Being overweight or obese is among the most common disorders that women with PCOS suffer from. Obesity can make you prone to lower urinary tract symptoms (LUTS) and stress urinary incontinence (SUI). Recent evidence showed that obese women have a high level of intra-abdominal pressure, which increases the chances of damaging the pelvic floor and makes them prone to stress incontinence and abnormal urinary tract function.

Obese women with PCOS are more likely to experience prolapse. The higher your BMI is, the higher the chances of developing stress incontinence. Even though losing weight is not associated with improving bodily structure, it can help mitigate the symptoms of pelvic floor dysfunction.

Since there is no cure for PCOS, women should consider taking pelvic physical therapy sessions to mitigate the problems associated with their pelvic floor muscles.
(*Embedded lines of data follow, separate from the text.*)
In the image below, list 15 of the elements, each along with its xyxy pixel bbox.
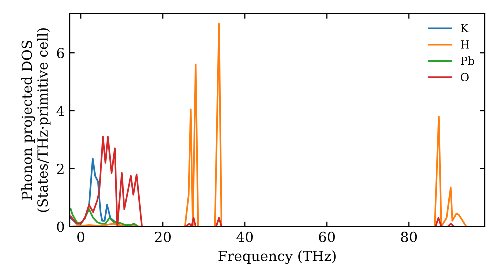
legend-label: K: [461, 24, 469, 32]
x-tick-label: 20: [155, 232, 171, 242]
y-tick-label: 6: [57, 48, 64, 59]
x-tick-label: 80: [401, 232, 418, 242]
x-tick-label: 40: [236, 232, 254, 242]
x-tick-label: 0: [78, 232, 85, 242]
y-tick-label: 0: [57, 222, 64, 232]
legend-label: Pb: [461, 56, 474, 66]
y-axis-title: Phonon projected DOS (States/THz·primitive cell): [22, 28, 51, 212]
x-tick-label: 60: [319, 232, 336, 242]
x-axis-title: Frequency (THz): [218, 250, 336, 264]
legend-label: H: [461, 40, 470, 49]
legend-label: O: [461, 73, 469, 82]
y-tick-label: 2: [57, 164, 64, 174]
y-tick-label: 4: [56, 106, 64, 116]
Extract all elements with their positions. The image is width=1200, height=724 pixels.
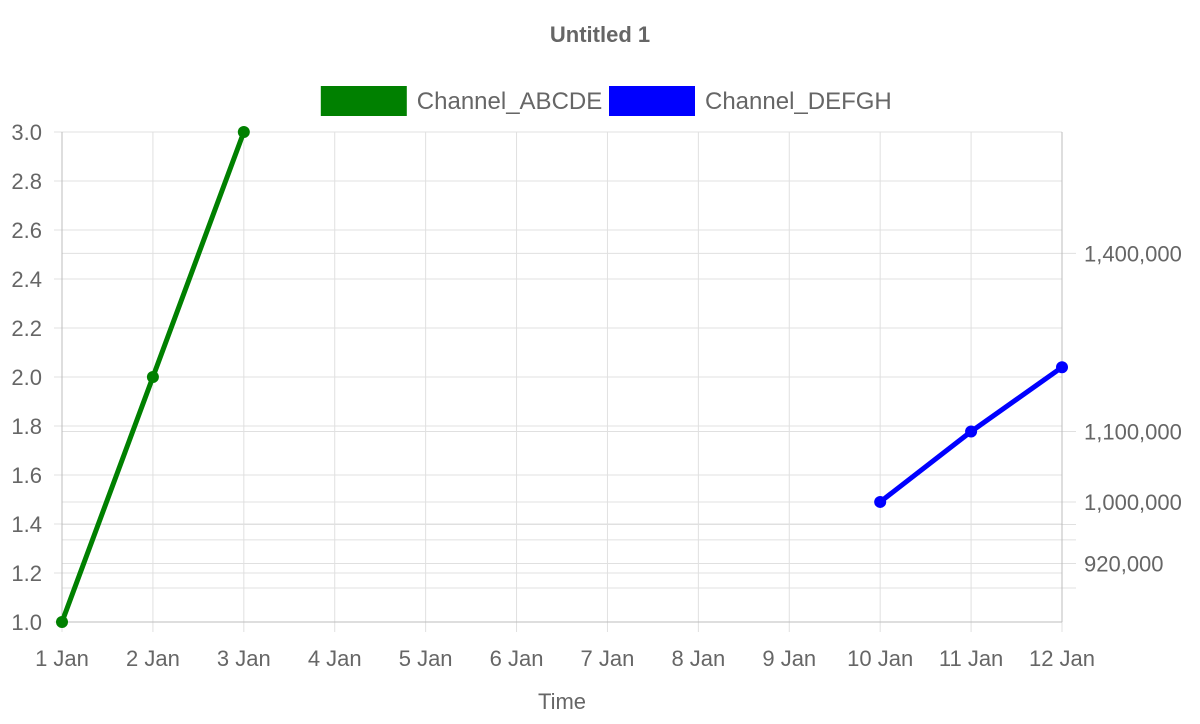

Or consult a doctor to seek the right treatment.

  • Hormonal Medications 

The use of hormonal medications by women with PCOS may also affect the proper functionality of the pelvic organs. Women with PCOS are often treated with oral contraceptives, and it has been recorded that over 25% of women are likely to experience urinary incontinence. However, they had a reduced risk of developing symptoms related to mixed, urgent, and stress incontinence.

But there is no evidence to back up the claims associated with pelvic organ dysfunction accompanied by PCOS. Since women experience hormonal imbalances throughout their lives, PCOS can increase androgen and may have a protective effect on the pelvic muscles. However, further studies are required to determine the potential impact of hormonal imbalance on pelvic floor function in women with PCOS.

Potential Symptoms Of PCOS Associated With Pelvic Floor Dysfunction

There are a number of symptoms that you might experience that are associated with PCOS. Some women may experience manageable symptoms, while others might be adversely affected. Either way, you must talk to a doctor if you experience the following symptoms.

  • Absent or irregular ovulation
  • Absent or irregular periods.
  • Growing excessive body or facial hair
  • Difficulty Losing or maintaining your weight, or gaining too much weight
  • Persistent acne
  • Dark skin patches or skin tags
  • Thinning scalp hair
  • Infertility.

Besides these above symptoms, some women with PCOS may also experience bladder problems like nocturia, stress, and urgency incontinence. So, consult with a professional to seek the proper treatment for your unique condition.

And you should also consider taking pelvic physical therapy sessions, as these therapeutic procedures will provide a practical approach to improving the overall strength of your pelvic muscles and help you alleviate weakness, dysfunction, and pain in the muscles.

In Conclusion

Since there is no treatment for eradicating PCOS, the potential symptoms can lead to pelvic floor dysfunction. Because the pain caused by PCOS and other unknown factors can severely affect the function of the pelvic muscles. The stress and tension held in that region can lead to pelvic floor dysfunction or chronic pelvic pain syndrome.

If these symptoms remain unaddressed, then it will affect other bodily functions. Fortunately, patients can benefit from pelvic physical therapy for managing the symptoms and mitigating the pain by strengthening the pelvic muscles. So, it’s better to seek professional help and get appropriate treatment.